وَ istinâfiyyedir. بِئْسَ , zem anlamı taşıyan camid fildir. الْمَص۪يرُ failidir. بِئْسَ fiilinin mahsusu mahzuftur. Takdiri; جهنّم şeklindedir.
Dönüş manasındaki الْمَص۪يرُ kelimesi mimli masdardır.
Zem fiili ile kurulan cümlelerde fail; marife veya gizli zamir olur, ondan sonra da mahsus gelir. Fail zamir ise temyizle yahut مَا ile belirtilir. (Arapça Dilbilgisi Ayetlerle Nahiv Bilgisi)اَفَمَنِ اتَّبَعَ رِضْوَانَ اللّٰهِ كَمَنْ بَٓاءَ بِسَخَطٍ مِنَ اللّٰهِ وَمَأْوٰيهُ جَهَنَّمُۜ
İstifham üslubunda talebî inşâî isnad olan ayette فَ istînâfiyyedir. Mahzufa atıf için geldiği de söylenmiştir.
Mübteda olan müşterek ism-i mevsulün sılası mazi fiil sıygasında faide-i haber ibtidaî kelamdır.
اتَّبَعَ fiili iftiâl babında gelerek Allah’ın rızasına tâbi olmanın birden bire değil, aşama aşama gerçekleştiğine işaret etmiştir.
Az sözle çok anlam ifade etmesi için gelen رِضْوَانَ اللّٰهِ izafetinde رِضْوَانَ , lafza-i celâle muzâf olmaktan ötürü şan ve şeref kazanmıştır.
Teşbih harfi كَ sebebiyle mecrur mahalde bulunan ikinci ism-i mevsûl مَنْ , mübtedanın mahzuf haberine müteallıktır.
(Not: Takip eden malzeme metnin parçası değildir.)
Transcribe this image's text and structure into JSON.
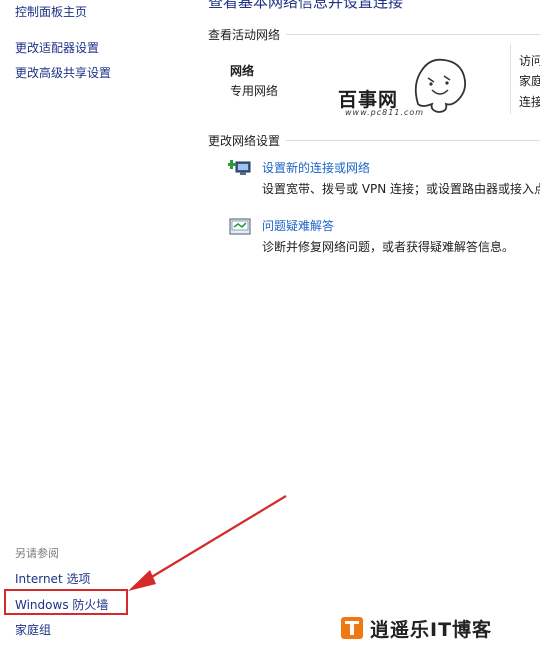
{
  "sidebar": {
    "home": "控制面板主页",
    "links": [
      "更改适配器设置",
      "更改高级共享设置"
    ],
    "see_also_title": "另请参阅",
    "see_also": [
      "Internet 选项",
      "Windows 防火墙",
      "家庭组"
    ]
  },
  "main": {
    "heading": "查看基本网络信息并设置连接",
    "active_network_title": "查看活动网络",
    "network": {
      "name": "网络",
      "type": "专用网络",
      "right_labels": [
        "访问",
        "家庭",
        "连接"
      ]
    },
    "change_settings_title": "更改网络设置",
    "tasks": [
      {
        "icon": "new-connection-icon",
        "title": "设置新的连接或网络",
        "desc": "设置宽带、拨号或 VPN 连接；或设置路由器或接入点"
      },
      {
        "icon": "troubleshoot-icon",
        "title": "问题疑难解答",
        "desc": "诊断并修复网络问题，或者获得疑难解答信息。"
      }
    ]
  },
  "watermarks": {
    "top_text": "百事网",
    "top_url": "www.pc811.com",
    "bottom_text": "逍遥乐IT博客"
  },
  "colors": {
    "link": "#1e3287",
    "task_link": "#1e64c8",
    "highlight": "#d62a2a",
    "arrow": "#d62a2a",
    "brand_orange": "#f07814"
  }
}
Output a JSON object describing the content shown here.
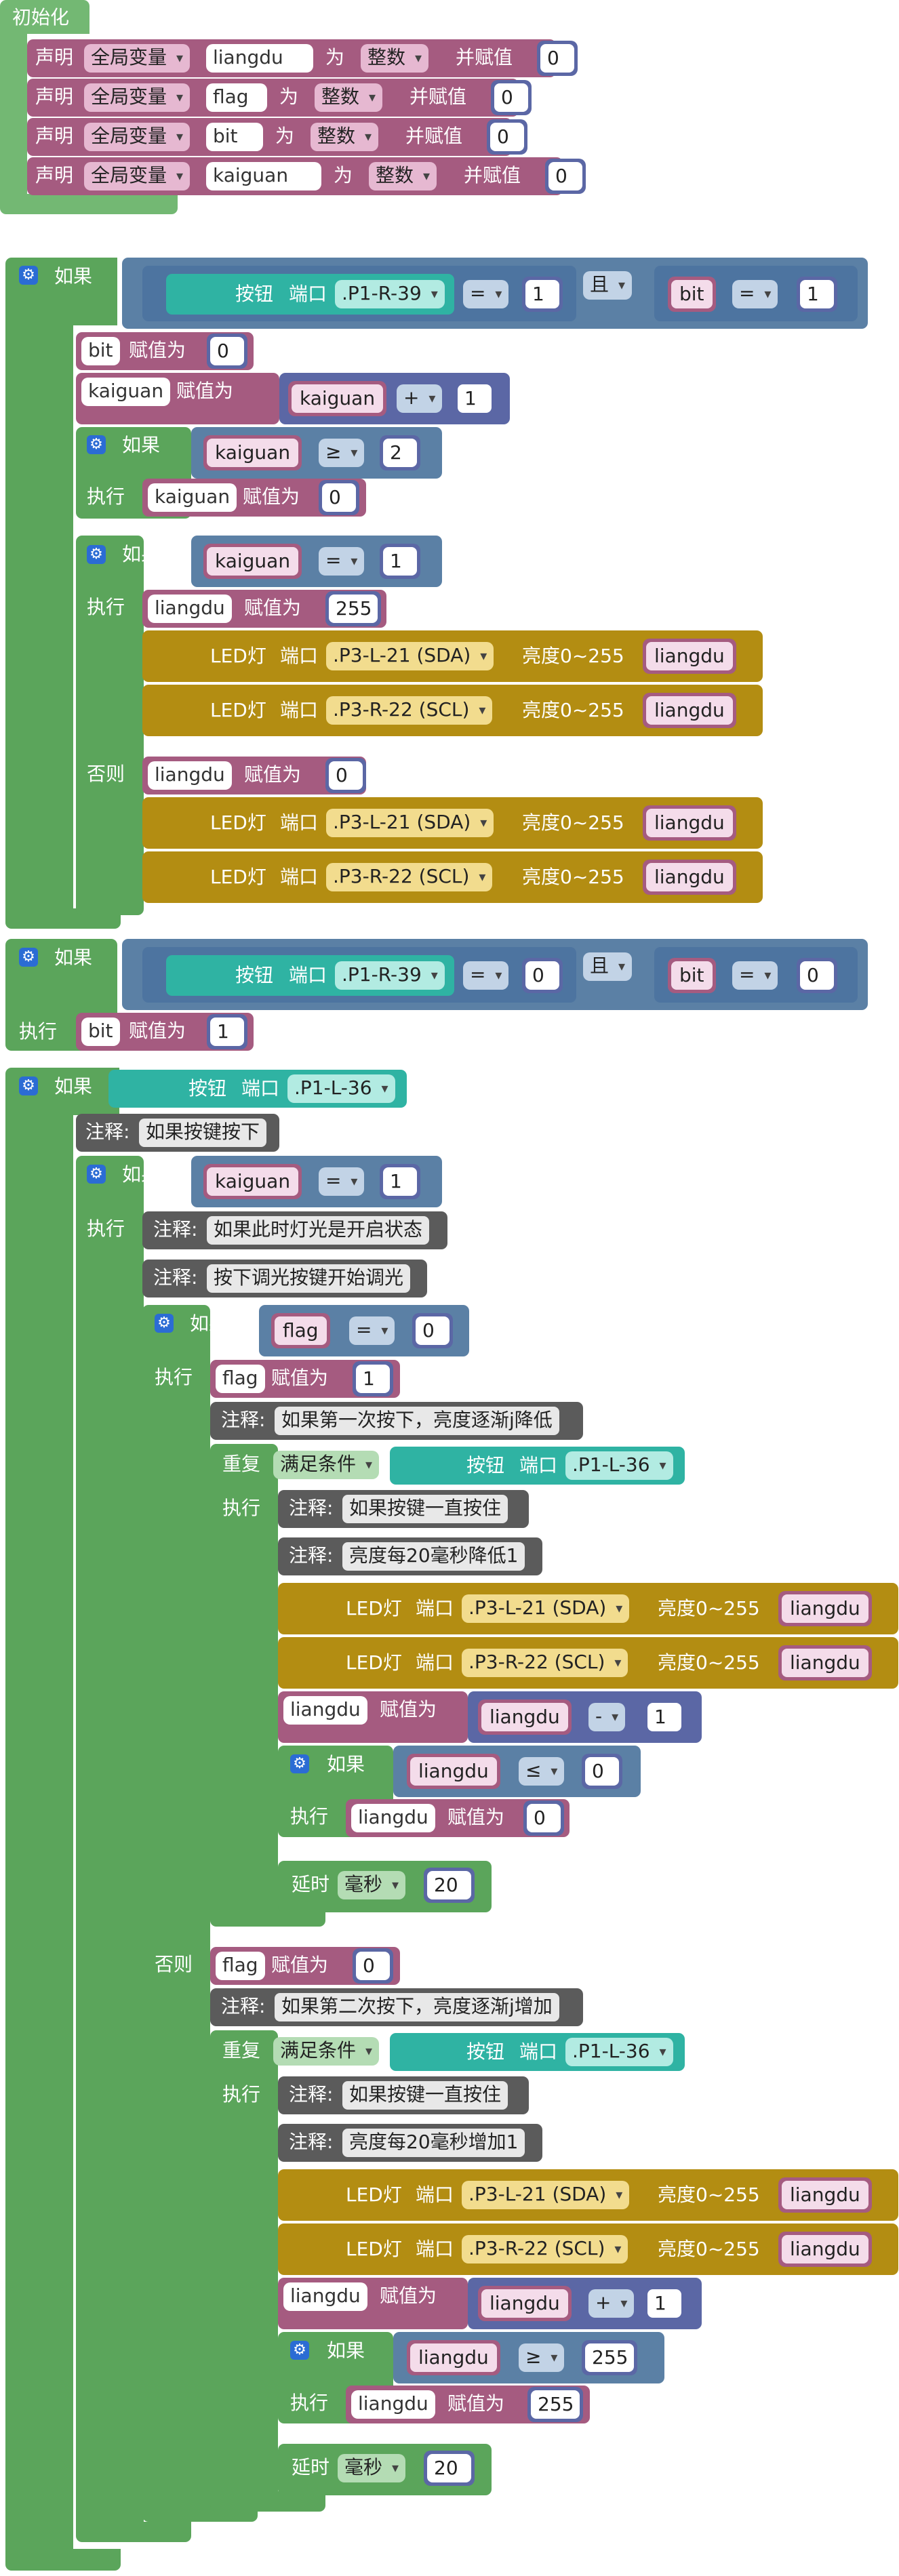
{
  "init": {
    "title": "初始化",
    "declarations": [
      {
        "declare": "声明",
        "scope": "全局变量",
        "name": "liangdu",
        "as": "为",
        "type": "整数",
        "assign": "并赋值",
        "value": "0"
      },
      {
        "declare": "声明",
        "scope": "全局变量",
        "name": "flag",
        "as": "为",
        "type": "整数",
        "assign": "并赋值",
        "value": "0"
      },
      {
        "declare": "声明",
        "scope": "全局变量",
        "name": "bit",
        "as": "为",
        "type": "整数",
        "assign": "并赋值",
        "value": "0"
      },
      {
        "declare": "声明",
        "scope": "全局变量",
        "name": "kaiguan",
        "as": "为",
        "type": "整数",
        "assign": "并赋值",
        "value": "0"
      }
    ]
  },
  "labels": {
    "if": "如果",
    "do": "执行",
    "else": "否则",
    "and": "且",
    "assign": "赋值为",
    "button": "按钮",
    "port": "端口",
    "led": "LED灯",
    "brightness": "亮度0~255",
    "comment": "注释:",
    "repeat": "重复",
    "while": "满足条件",
    "delay": "延时",
    "ms": "毫秒"
  },
  "ops": {
    "eq": "=",
    "ge": "≥",
    "le": "≤",
    "plus": "+",
    "minus": "-"
  },
  "ports": {
    "p1r39": ".P1-R-39",
    "p1l36": ".P1-L-36",
    "p3l21": ".P3-L-21 (SDA)",
    "p3r22": ".P3-R-22 (SCL)"
  },
  "vars": {
    "liangdu": "liangdu",
    "flag": "flag",
    "bit": "bit",
    "kaiguan": "kaiguan"
  },
  "nums": {
    "n0": "0",
    "n1": "1",
    "n2": "2",
    "n20": "20",
    "n255": "255"
  },
  "comments": {
    "c1": "如果按键按下",
    "c2": "如果此时灯光是开启状态",
    "c3": "按下调光按键开始调光",
    "c4": "如果第一次按下，亮度逐渐j降低",
    "c5": "如果按键一直按住",
    "c6": "亮度每20毫秒降低1",
    "c7": "如果第二次按下，亮度逐渐j增加",
    "c8": "如果按键一直按住",
    "c9": "亮度每20毫秒增加1"
  }
}
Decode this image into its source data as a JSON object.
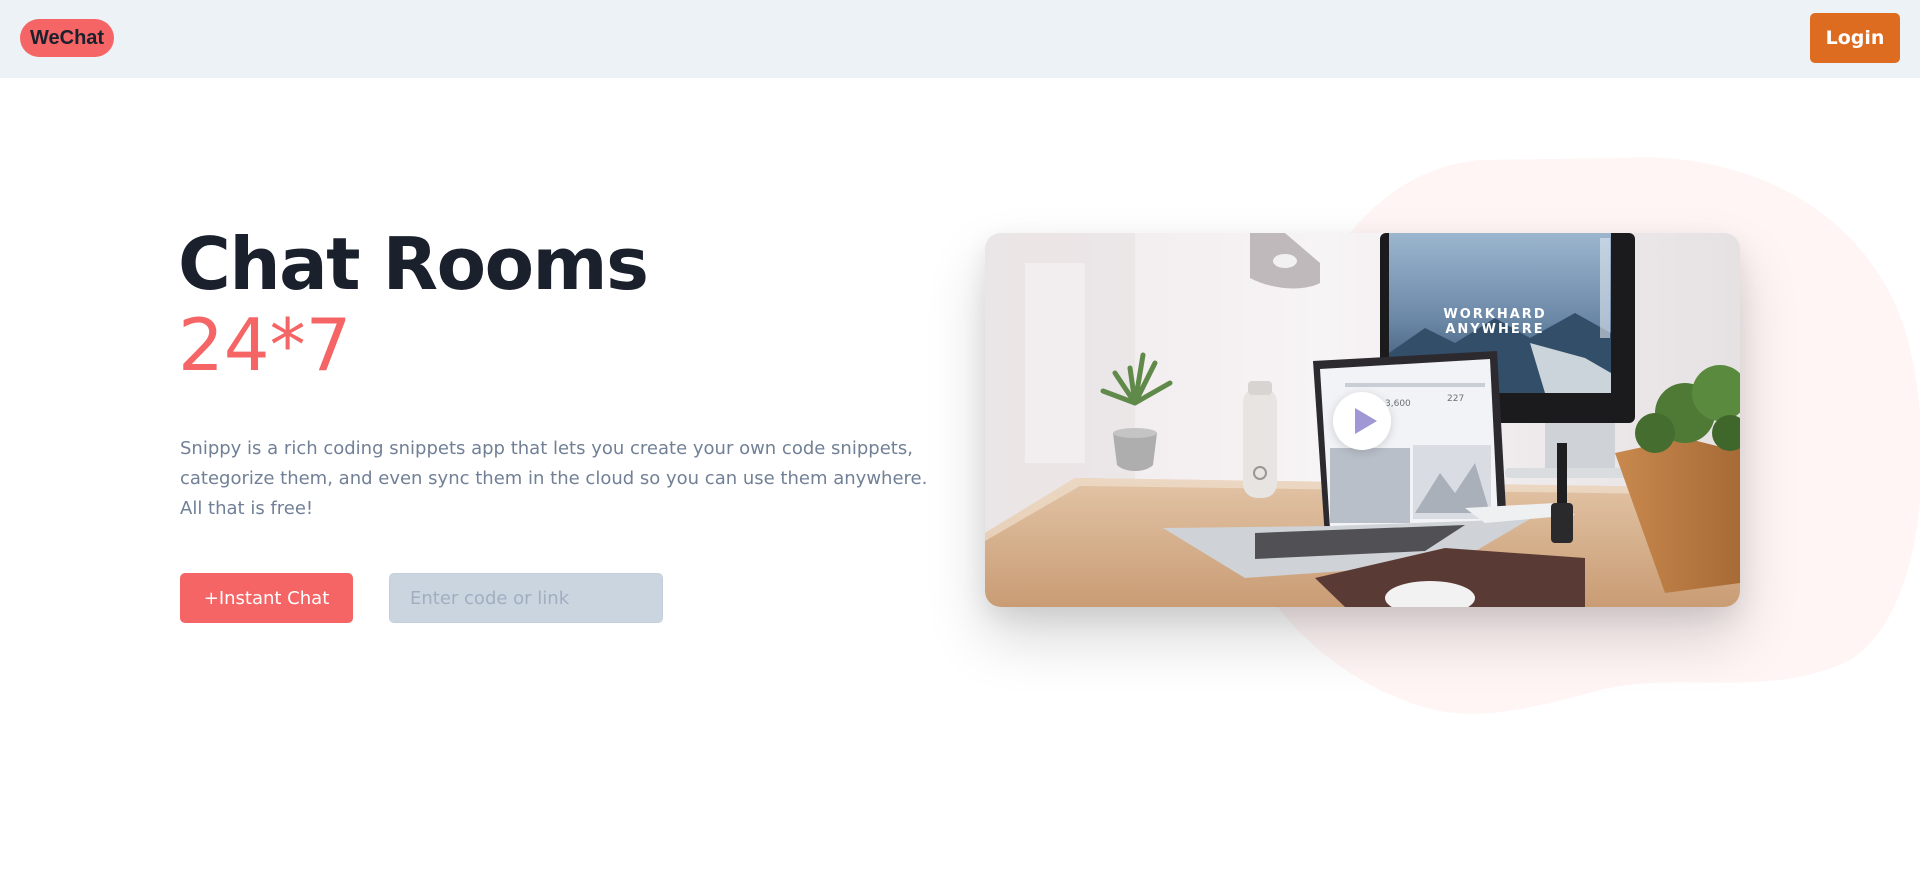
{
  "navbar": {
    "logo_text": "WeChat",
    "login_label": "Login"
  },
  "hero": {
    "title": "Chat Rooms",
    "subtitle": "24*7",
    "description": "Snippy is a rich coding snippets app that lets you create your own code snippets, categorize them, and even sync them in the cloud so you can use them anywhere. All that is free!",
    "instant_chat_label": "+Instant Chat",
    "code_input_placeholder": "Enter code or link",
    "code_input_value": ""
  },
  "media": {
    "screen_text": "WORKHARD ANYWHERE",
    "play_icon": "play-icon"
  },
  "colors": {
    "accent": "#f56565",
    "login": "#dd6b20",
    "navbar_bg": "#edf2f7",
    "heading": "#1a202c",
    "body_text": "#718096",
    "input_bg": "#cbd5e0",
    "blob": "#fff5f5"
  }
}
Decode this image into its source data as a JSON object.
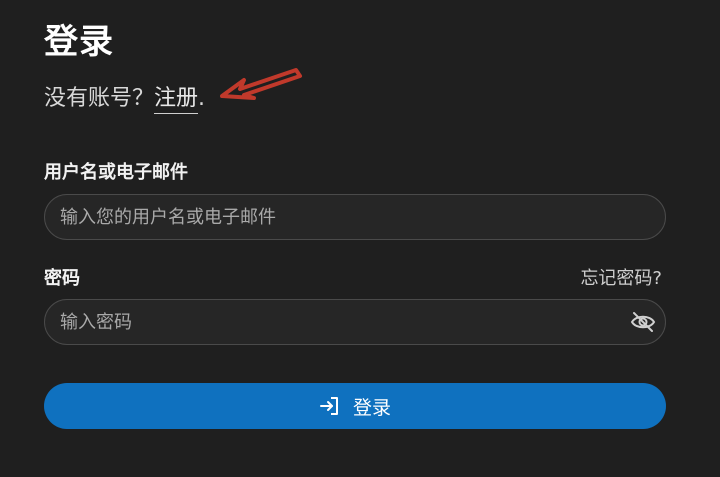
{
  "page": {
    "title": "登录",
    "signup_prompt": "没有账号？",
    "signup_link": "注册",
    "signup_suffix": "."
  },
  "form": {
    "username_label": "用户名或电子邮件",
    "username_placeholder": "输入您的用户名或电子邮件",
    "username_value": "",
    "password_label": "密码",
    "forgot_password": "忘记密码?",
    "password_placeholder": "输入密码",
    "password_value": "",
    "submit_label": "登录"
  },
  "icons": {
    "annotation": "arrow-icon",
    "password_toggle": "eye-off-icon",
    "submit": "login-icon"
  },
  "colors": {
    "background": "#1f1f1f",
    "primary_button": "#0f71bf",
    "annotation_arrow": "#c0392b"
  }
}
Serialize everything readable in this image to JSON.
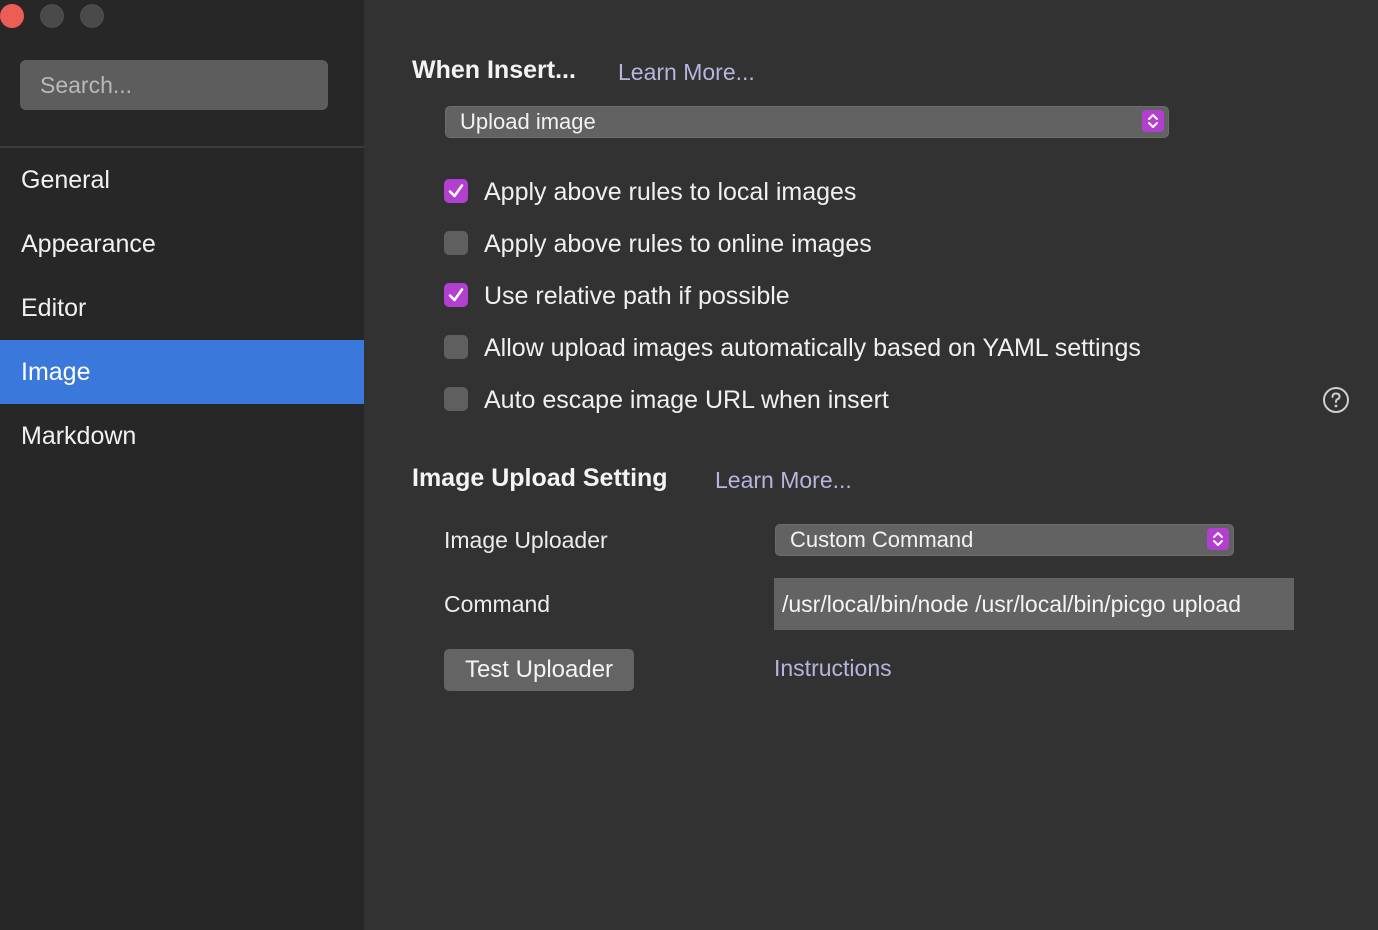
{
  "window": {
    "controls": [
      "close",
      "minimize",
      "maximize"
    ],
    "colors": {
      "close": "#ec5e55",
      "inactive": "#4a4a4a"
    }
  },
  "sidebar": {
    "search_placeholder": "Search...",
    "items": [
      {
        "label": "General",
        "active": false
      },
      {
        "label": "Appearance",
        "active": false
      },
      {
        "label": "Editor",
        "active": false
      },
      {
        "label": "Image",
        "active": true
      },
      {
        "label": "Markdown",
        "active": false
      }
    ],
    "active_color": "#3a78db"
  },
  "when_insert": {
    "title": "When Insert...",
    "learn_more": "Learn More...",
    "select_value": "Upload image",
    "options": [
      {
        "label": "Apply above rules to local images",
        "checked": true
      },
      {
        "label": "Apply above rules to online images",
        "checked": false
      },
      {
        "label": "Use relative path if possible",
        "checked": true
      },
      {
        "label": "Allow upload images automatically based on YAML settings",
        "checked": false
      },
      {
        "label": "Auto escape image URL when insert",
        "checked": false
      }
    ],
    "help_icon": "question-circle-icon"
  },
  "upload_setting": {
    "title": "Image Upload Setting",
    "learn_more": "Learn More...",
    "uploader_label": "Image Uploader",
    "uploader_value": "Custom Command",
    "command_label": "Command",
    "command_value": "/usr/local/bin/node /usr/local/bin/picgo upload",
    "test_button": "Test Uploader",
    "instructions_link": "Instructions"
  },
  "accent_color": "#b23fd0"
}
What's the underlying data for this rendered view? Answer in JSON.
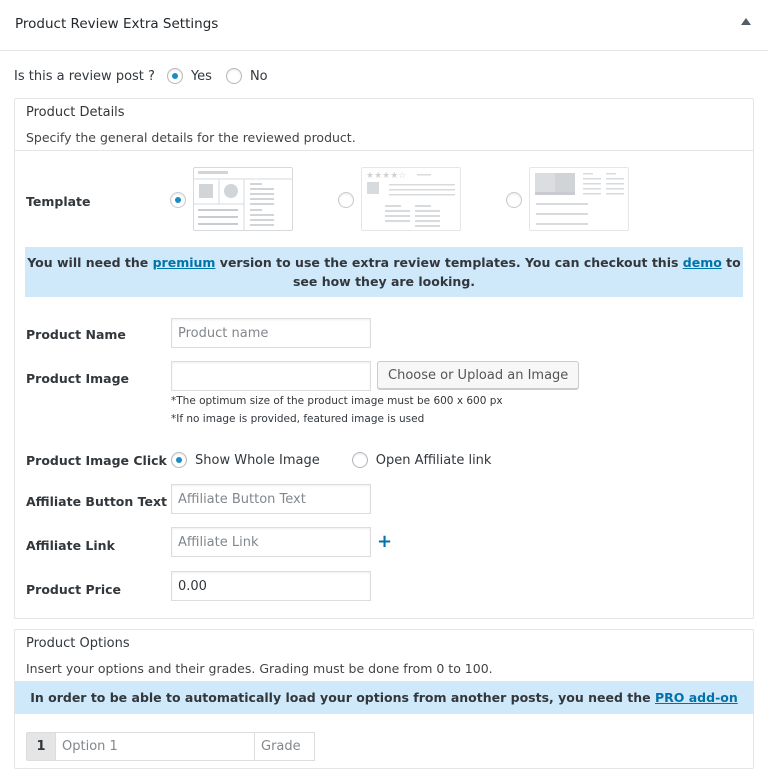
{
  "metabox": {
    "title": "Product Review Extra Settings",
    "toggle_icon": "triangle-up-icon"
  },
  "review_toggle": {
    "question": "Is this a review post ?",
    "options": [
      {
        "label": "Yes",
        "checked": true
      },
      {
        "label": "No",
        "checked": false
      }
    ]
  },
  "product_details": {
    "title": "Product Details",
    "description": "Specify the general details for the reviewed product.",
    "template": {
      "label": "Template",
      "options": [
        {
          "name": "default-template",
          "checked": true,
          "enabled": true
        },
        {
          "name": "stars-template",
          "checked": false,
          "enabled": false
        },
        {
          "name": "banner-template",
          "checked": false,
          "enabled": false
        }
      ]
    },
    "premium_notice": {
      "text_before": "You will need the ",
      "link1": "premium",
      "text_middle": " version to use the extra review templates. You can checkout this ",
      "link2": "demo",
      "text_after": " to see how they are looking."
    },
    "product_name": {
      "label": "Product Name",
      "value": "",
      "placeholder": "Product name"
    },
    "product_image": {
      "label": "Product Image",
      "value": "",
      "button": "Choose or Upload an Image",
      "hint1": "*The optimum size of the product image must be 600 x 600 px",
      "hint2": "*If no image is provided, featured image is used"
    },
    "image_click": {
      "label": "Product Image Click :",
      "options": [
        {
          "label": "Show Whole Image",
          "checked": true
        },
        {
          "label": "Open Affiliate link",
          "checked": false
        }
      ]
    },
    "affiliate_button_text": {
      "label": "Affiliate Button Text",
      "value": "",
      "placeholder": "Affiliate Button Text"
    },
    "affiliate_link": {
      "label": "Affiliate Link",
      "value": "",
      "placeholder": "Affiliate Link",
      "add_icon": "plus-icon",
      "add_symbol": "+"
    },
    "product_price": {
      "label": "Product Price",
      "value": "0.00"
    }
  },
  "product_options": {
    "title": "Product Options",
    "description": "Insert your options and their grades. Grading must be done from 0 to 100.",
    "pro_notice": {
      "text": "In order to be able to automatically load your options from another posts, you need the ",
      "link": "PRO add-on"
    },
    "rows": [
      {
        "number": "1",
        "option_placeholder": "Option 1",
        "grade_placeholder": "Grade"
      }
    ]
  },
  "colors": {
    "accent": "#1e8cbe",
    "link": "#0073aa",
    "notice_bg": "#cfe8fa"
  }
}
Dolayısıyla ayette îcâz-ı hazif sanatı vardır.
Sıla cümlesi بَٓاءَ بِسَخَطٍ مِنَ اللّٰهِ , mazi fiil sıygasında faide-i haber ibtidaî kelamdır.
Tezayüfle makabline atfedilen وَمَأْوٰيهُ جَهَنَّمُۜ , mübteda ve haberden müteşekkil olup sübut ifade eder. İsim cümlesi formunda faide-i haber ibtidaî kelam olan cümlede müsnedün ileyhin izafetle gelmesi tahkir içindir.
اتَّبَعَ رِضْوَانَ اللّٰهِ cümlesi ile بَٓاءَ بِسَخَطٍ مِنَ اللّٰهِ cümlesi arasında mukabele sanatı vardır.
رِضْوَانَ - بِسَخَطٍ kelimeleri arasında tıbâk-ı îcab sanatı vardır.
وَبِئْسَ الْمَص۪يرُ
وَ istînâfiyyedir. Cümle gayrı talebî inşâî isnaddır. Zem fiili بِئْسَ ’nin mahsusunun mahzuf oluşu, îcâz-ı hazif sanatıdır. Takdiri; عذاب النار ’dır. Zem fiili mahsusuyla birlikte tekid ifade eder.
بِئْسَ zem fiili bir şahsı veya nesneyi yermek maksadıyla kurulan cümlelerde olur. Cümleye kattığı genel anlam hayret ve mübalağa ifadesidir.